庭のゾーニングとは、外構の面積を「何に使うか」で分けることです。植物を植える場所、洗濯物を干す場所、子どもが遊ぶ場所、ゴミ箱を置く場所。これらを意図せずに配置すると、使いにくい庭になります。ゾーニングは、使いやすい庭をつくるための設計の出発点です。
3つのゾーンの考え方 ¶
住宅外構のゾーニングは、大きく3つに分けて考えます。

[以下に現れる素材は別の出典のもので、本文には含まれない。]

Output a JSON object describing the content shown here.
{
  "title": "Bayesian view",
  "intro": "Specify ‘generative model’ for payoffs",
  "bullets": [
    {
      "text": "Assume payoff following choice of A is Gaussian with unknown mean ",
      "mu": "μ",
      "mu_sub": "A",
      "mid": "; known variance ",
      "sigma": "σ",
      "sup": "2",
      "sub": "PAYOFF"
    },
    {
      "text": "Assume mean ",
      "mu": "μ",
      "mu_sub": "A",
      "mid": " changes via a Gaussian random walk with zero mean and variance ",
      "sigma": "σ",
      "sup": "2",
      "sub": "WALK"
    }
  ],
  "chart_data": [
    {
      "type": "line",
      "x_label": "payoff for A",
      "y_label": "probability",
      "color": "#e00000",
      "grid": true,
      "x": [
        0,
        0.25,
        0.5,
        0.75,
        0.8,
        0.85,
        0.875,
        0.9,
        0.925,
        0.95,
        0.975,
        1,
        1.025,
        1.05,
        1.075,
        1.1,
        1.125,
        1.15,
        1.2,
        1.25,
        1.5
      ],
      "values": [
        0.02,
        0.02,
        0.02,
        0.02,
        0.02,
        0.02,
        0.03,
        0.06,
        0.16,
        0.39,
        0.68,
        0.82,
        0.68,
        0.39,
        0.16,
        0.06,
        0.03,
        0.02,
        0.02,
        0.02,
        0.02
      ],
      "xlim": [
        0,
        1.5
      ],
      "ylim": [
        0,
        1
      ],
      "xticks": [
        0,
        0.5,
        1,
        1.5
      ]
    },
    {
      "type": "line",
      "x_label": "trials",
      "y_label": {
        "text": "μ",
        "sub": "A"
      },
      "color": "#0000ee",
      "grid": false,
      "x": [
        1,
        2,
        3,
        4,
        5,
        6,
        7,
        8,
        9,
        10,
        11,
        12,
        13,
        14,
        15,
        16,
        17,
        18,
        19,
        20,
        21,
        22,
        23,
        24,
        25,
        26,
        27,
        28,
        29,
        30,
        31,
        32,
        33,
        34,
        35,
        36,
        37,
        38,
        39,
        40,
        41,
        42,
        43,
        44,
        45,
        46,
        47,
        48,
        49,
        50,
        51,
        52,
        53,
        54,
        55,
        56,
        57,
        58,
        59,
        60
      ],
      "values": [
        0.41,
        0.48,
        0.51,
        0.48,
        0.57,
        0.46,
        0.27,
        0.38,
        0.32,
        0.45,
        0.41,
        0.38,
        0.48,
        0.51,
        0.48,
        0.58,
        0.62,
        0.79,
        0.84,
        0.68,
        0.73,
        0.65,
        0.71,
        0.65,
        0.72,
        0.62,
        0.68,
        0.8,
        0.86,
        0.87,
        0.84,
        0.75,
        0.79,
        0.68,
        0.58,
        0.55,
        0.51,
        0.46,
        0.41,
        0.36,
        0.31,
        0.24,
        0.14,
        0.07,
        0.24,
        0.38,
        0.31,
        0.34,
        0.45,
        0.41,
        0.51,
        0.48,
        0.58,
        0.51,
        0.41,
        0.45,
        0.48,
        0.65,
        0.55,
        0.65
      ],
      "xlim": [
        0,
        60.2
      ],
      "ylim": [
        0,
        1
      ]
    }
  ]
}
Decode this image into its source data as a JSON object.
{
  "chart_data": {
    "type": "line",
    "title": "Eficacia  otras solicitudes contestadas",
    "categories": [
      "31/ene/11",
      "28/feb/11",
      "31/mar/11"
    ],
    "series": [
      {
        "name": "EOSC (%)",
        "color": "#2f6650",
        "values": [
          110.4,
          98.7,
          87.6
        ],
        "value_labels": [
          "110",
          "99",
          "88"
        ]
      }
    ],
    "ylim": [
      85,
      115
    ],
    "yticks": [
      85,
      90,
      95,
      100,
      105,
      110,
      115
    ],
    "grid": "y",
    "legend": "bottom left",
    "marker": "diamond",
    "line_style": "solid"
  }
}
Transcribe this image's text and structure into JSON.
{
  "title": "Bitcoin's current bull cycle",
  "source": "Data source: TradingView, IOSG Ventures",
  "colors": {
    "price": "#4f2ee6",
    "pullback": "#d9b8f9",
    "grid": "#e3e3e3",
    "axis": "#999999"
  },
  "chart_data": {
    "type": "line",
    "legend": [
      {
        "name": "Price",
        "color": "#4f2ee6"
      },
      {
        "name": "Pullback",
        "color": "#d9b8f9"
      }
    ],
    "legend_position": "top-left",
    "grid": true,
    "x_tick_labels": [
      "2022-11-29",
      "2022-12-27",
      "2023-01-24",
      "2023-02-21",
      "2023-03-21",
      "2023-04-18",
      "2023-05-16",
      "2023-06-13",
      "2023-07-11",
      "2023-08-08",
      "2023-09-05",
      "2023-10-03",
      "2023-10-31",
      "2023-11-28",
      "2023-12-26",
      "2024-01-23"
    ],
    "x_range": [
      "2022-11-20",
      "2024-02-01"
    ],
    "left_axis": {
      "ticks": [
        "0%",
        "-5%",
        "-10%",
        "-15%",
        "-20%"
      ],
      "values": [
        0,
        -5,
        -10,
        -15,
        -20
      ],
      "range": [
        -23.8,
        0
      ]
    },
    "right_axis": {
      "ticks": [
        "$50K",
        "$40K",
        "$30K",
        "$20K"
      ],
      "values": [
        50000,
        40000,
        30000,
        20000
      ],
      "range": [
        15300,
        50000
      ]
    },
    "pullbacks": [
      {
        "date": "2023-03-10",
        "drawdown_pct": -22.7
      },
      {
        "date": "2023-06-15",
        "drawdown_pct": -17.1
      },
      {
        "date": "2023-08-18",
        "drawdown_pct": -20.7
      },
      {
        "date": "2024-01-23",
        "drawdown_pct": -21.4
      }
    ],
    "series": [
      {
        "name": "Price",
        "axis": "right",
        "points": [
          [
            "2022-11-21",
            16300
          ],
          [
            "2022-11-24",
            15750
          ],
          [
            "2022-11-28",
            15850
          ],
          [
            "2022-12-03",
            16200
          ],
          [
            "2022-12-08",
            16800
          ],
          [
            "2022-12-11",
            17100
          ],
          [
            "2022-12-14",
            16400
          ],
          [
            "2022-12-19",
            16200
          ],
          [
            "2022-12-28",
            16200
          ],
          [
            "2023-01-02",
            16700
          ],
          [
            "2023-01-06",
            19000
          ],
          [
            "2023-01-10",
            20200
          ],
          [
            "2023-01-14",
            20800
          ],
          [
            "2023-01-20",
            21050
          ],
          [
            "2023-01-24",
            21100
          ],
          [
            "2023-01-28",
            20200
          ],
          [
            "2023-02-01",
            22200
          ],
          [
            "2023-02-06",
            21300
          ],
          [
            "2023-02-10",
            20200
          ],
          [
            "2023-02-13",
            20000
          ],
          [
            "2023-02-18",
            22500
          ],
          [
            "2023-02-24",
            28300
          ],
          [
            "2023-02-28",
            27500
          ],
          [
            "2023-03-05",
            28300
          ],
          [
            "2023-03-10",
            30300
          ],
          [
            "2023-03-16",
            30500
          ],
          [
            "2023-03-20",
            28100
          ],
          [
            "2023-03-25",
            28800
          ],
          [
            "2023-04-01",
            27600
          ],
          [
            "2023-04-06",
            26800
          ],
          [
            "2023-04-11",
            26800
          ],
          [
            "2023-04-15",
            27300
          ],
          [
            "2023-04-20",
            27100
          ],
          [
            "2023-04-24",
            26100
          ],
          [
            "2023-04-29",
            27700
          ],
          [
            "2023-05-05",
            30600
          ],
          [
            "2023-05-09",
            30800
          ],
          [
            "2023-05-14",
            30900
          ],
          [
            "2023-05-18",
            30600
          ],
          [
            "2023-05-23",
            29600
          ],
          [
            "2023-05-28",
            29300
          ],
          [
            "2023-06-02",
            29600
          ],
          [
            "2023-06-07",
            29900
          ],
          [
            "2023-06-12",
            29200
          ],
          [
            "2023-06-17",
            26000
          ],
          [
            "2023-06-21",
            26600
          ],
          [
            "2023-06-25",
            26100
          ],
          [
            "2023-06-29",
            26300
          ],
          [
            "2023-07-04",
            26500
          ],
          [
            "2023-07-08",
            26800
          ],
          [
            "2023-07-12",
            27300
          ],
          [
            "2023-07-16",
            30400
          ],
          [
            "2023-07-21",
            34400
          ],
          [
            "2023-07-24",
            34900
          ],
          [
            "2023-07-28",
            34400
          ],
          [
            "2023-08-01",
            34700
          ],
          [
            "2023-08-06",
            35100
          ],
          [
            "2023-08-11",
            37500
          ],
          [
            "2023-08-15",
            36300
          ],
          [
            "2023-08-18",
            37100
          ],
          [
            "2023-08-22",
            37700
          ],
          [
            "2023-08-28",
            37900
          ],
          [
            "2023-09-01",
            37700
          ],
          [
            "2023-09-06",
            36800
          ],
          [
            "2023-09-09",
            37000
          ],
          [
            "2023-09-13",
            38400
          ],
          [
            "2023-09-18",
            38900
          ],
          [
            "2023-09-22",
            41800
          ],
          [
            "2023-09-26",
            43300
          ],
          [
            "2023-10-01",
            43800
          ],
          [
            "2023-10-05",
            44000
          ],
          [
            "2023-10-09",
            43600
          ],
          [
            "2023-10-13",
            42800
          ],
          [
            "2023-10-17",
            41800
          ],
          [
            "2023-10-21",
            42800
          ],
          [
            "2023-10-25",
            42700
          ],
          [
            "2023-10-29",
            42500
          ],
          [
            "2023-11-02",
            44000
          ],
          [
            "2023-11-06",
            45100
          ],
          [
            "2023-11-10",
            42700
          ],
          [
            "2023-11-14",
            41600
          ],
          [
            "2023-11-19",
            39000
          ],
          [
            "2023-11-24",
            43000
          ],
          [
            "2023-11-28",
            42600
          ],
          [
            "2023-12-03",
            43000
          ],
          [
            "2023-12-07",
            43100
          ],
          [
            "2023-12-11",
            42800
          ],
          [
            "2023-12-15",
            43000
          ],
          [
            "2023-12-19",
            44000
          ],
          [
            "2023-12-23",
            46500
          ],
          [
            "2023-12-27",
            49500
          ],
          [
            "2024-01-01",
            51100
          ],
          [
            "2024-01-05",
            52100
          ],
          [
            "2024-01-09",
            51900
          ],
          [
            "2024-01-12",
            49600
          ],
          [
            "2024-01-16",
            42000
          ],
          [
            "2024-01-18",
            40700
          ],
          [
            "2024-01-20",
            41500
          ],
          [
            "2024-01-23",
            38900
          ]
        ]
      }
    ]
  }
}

くつろぎゾーン(椅子を置いてお茶を飲む場所)、作業ゾーン(洗濯物干し・ゴミ置き場・自転車置き場)、通路(玄関から道路、または庭の各エリアをつなぐ動線)です。この3つが重ならないように配置することが基本です。
家族の生活動線を先に書く ¶
ゾーニングを始める前に、家族が1日の中で外構をどう使っているかを書き出してください。朝、ゴミを出すルート。洗濯物を干しに出るルート。宅配便を受け取るルート。これらの動線を平面図に書き込むと、通路が必要な場所が自然に見えてきます。
ゾーンの境界をどう示すか ¶
ゾーンの境界は、素材の切り替えで示すのが最もシンプルです。コンクリートから砂利に変わる、芝生から石畳に変わる、といった素材の変化が、使う人に「ここから別のエリア」という感覚を与えます。植栽で境界をつくる方法もありますが、管理の手間が増えるため、初心者には素材の切り替えの方が扱いやすいです。
よくある失敗:ゾーンが多すぎる ¶
ゾーニングの失敗でよくあるのは、ゾーンを細かく分けすぎることです。4坪以下の外構で4つ以上のゾーンを設けると、それぞれが狭くなりすぎて機能しなくなります。小さな庭では、くつろぎと通路の2ゾーンに絞り、作業ゾーンは建物の裏や側面に集約するのが現実的です。
ゾーニングは、庭の使い方を決める作業です。植物や素材を選ぶ前に、まず「誰が、いつ、どこで、何をするか」を整理してみてください。それだけで、設計の方向性がずっと明確になります。